ねえ、こういうの、まじ聞きたくないんですけど。
そう思う。
広々寝たいから、とダブルでは無くおそろいのシングルベットを繋げている。
おそろいのシーツ、おそろいの毛布、おそろいのパジャマ。…枕だけは、好みが違うので別々。

同床異夢と言うけれど…誰の夢を見ているんだ!?
嫌になる。夜中にふと、起きてしまった自分を呪う。

でも正直、彼が浮気をする暇はない。
機械に疎いから、壊してはいけないから、と言う理由で、彼のスマホや社用携帯、パソコンには触っていないけれど、彼は本当に激務だ。
毎日終電で帰っていて、土曜日も出勤している。
終電にもかかわらず、帰ってきてからもパソコンとにらめっこしている。

一度、
「忙しい人は浮気をしていて忙しいフリしてたりするよね〜」と、
何かの時に冗談で言うと、
彼は、全く動揺せず、疲れた笑みを浮かべ、
「そんな暇があったら、家で寝てるわ」
と言っていた。

「みなこ…、まほ…」
と、歯磨きをしながら、彼が独り言を言う。
別の部屋で聞いていた。

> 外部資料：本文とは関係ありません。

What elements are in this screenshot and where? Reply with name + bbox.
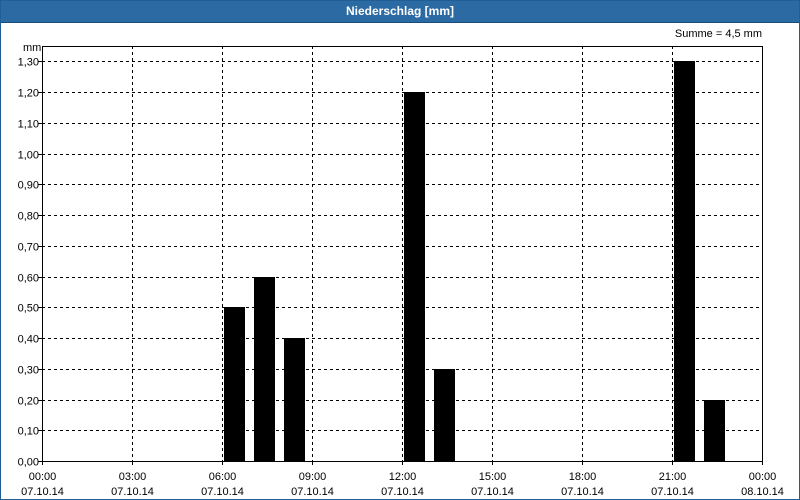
y-tick-label: 0,80 bbox=[18, 211, 39, 223]
precipitation-bar bbox=[284, 338, 305, 461]
y-tick-label: 0,60 bbox=[18, 273, 39, 285]
x-tick-time: 00:00 bbox=[749, 471, 777, 483]
y-tick-label: 0,10 bbox=[18, 426, 39, 438]
x-tick-date: 07.10.14 bbox=[651, 486, 694, 498]
y-tick-label: 1,20 bbox=[18, 88, 39, 100]
x-tick-time: 09:00 bbox=[299, 471, 327, 483]
x-tick-time: 00:00 bbox=[29, 471, 57, 483]
y-tick-label: 0,00 bbox=[18, 457, 39, 469]
y-tick-labels: 0,00 0,10 0,20 0,30 0,40 0,50 0,60 0,70 0,80 0,90… bbox=[18, 57, 39, 469]
y-tick-label: 1,00 bbox=[18, 150, 39, 162]
x-tick-date: 07.10.14 bbox=[201, 486, 244, 498]
x-tick-date: 07.10.14 bbox=[561, 486, 604, 498]
precipitation-bar bbox=[404, 92, 425, 461]
axes bbox=[38, 46, 763, 465]
x-tick-time: 12:00 bbox=[389, 471, 417, 483]
y-axis-label: mm bbox=[23, 42, 41, 54]
precipitation-bar bbox=[434, 369, 455, 461]
y-tick-label: 0,90 bbox=[18, 180, 39, 192]
x-tick-time: 03:00 bbox=[119, 471, 147, 483]
chart-window: Niederschlag [mm] 0,00 0,10 0,20 0,30 0,40 0,… bbox=[0, 0, 800, 500]
grid-lines bbox=[42, 46, 762, 461]
y-tick-label: 0,50 bbox=[18, 303, 39, 315]
precipitation-bar bbox=[704, 400, 725, 461]
x-tick-time: 06:00 bbox=[209, 471, 237, 483]
y-tick-label: 0,30 bbox=[18, 365, 39, 377]
y-tick-label: 1,30 bbox=[18, 57, 39, 69]
x-tick-time: 18:00 bbox=[569, 471, 597, 483]
precipitation-chart: 0,00 0,10 0,20 0,30 0,40 0,50 0,60 0,70 0,80 0,90… bbox=[18, 28, 784, 498]
y-tick-label: 0,20 bbox=[18, 396, 39, 408]
x-tick-date: 07.10.14 bbox=[291, 486, 334, 498]
sum-label: Summe = 4,5 mm bbox=[675, 28, 762, 40]
x-tick-date: 07.10.14 bbox=[21, 486, 64, 498]
x-tick-date: 07.10.14 bbox=[471, 486, 514, 498]
x-tick-date: 07.10.14 bbox=[111, 486, 154, 498]
y-tick-label: 0,40 bbox=[18, 334, 39, 346]
x-tick-time: 15:00 bbox=[479, 471, 507, 483]
y-tick-label: 0,70 bbox=[18, 242, 39, 254]
x-tick-time: 21:00 bbox=[659, 471, 687, 483]
x-tick-labels: 00:00 07.10.14 03:00 07.10.14 06:00 07.10.14 0… bbox=[21, 471, 784, 498]
x-tick-date: 07.10.14 bbox=[381, 486, 424, 498]
precipitation-bar bbox=[254, 277, 275, 461]
precipitation-bar bbox=[224, 307, 245, 461]
precipitation-bar bbox=[674, 61, 695, 461]
x-tick-date: 08.10.14 bbox=[741, 486, 784, 498]
y-tick-label: 1,10 bbox=[18, 119, 39, 131]
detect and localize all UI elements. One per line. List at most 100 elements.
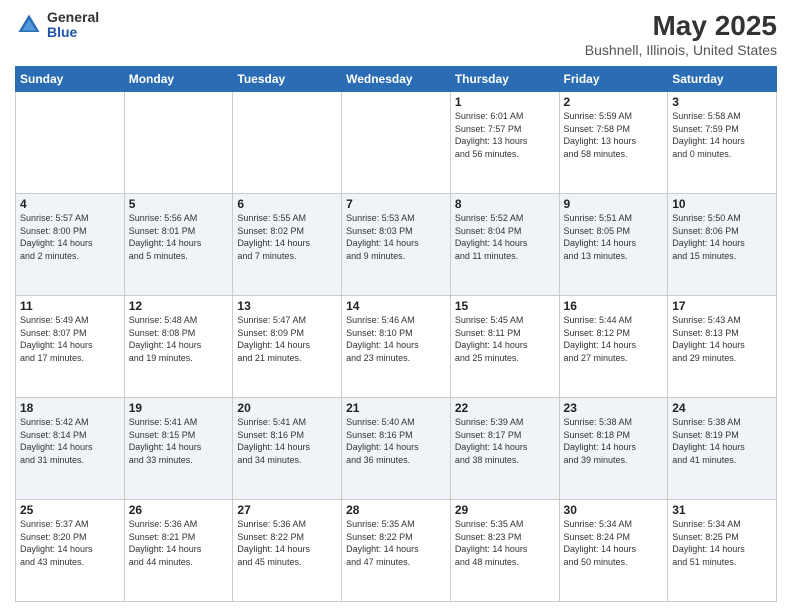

とてもショック!
でも、浮気をしている雰囲気は正直無さそうだ。
私の名前の前に呼ばれる「みなこ」って誰だよ…誰なんだよ…。

彼は、好きな人の名前を独り言で言う癖がある。
だから、
「まほ…」と呼ばれて、
「なあに?」
と聞くと、
「呼んでみただけ」
とはにかまれる。
あの笑顔を見るのが、本当に好き。
でも今は、
「なあに?」
なんて、言えないよ。
怖いよ。
出かける前の毎朝のキスをいつも通りして、お互い違う時間に出社するのが日課だけど、私も同じ時間に出てみようかな。
早起きはやだな…。
でも…、もうあの独り言、聞きたくない。
私は、早起きを決心したのだった。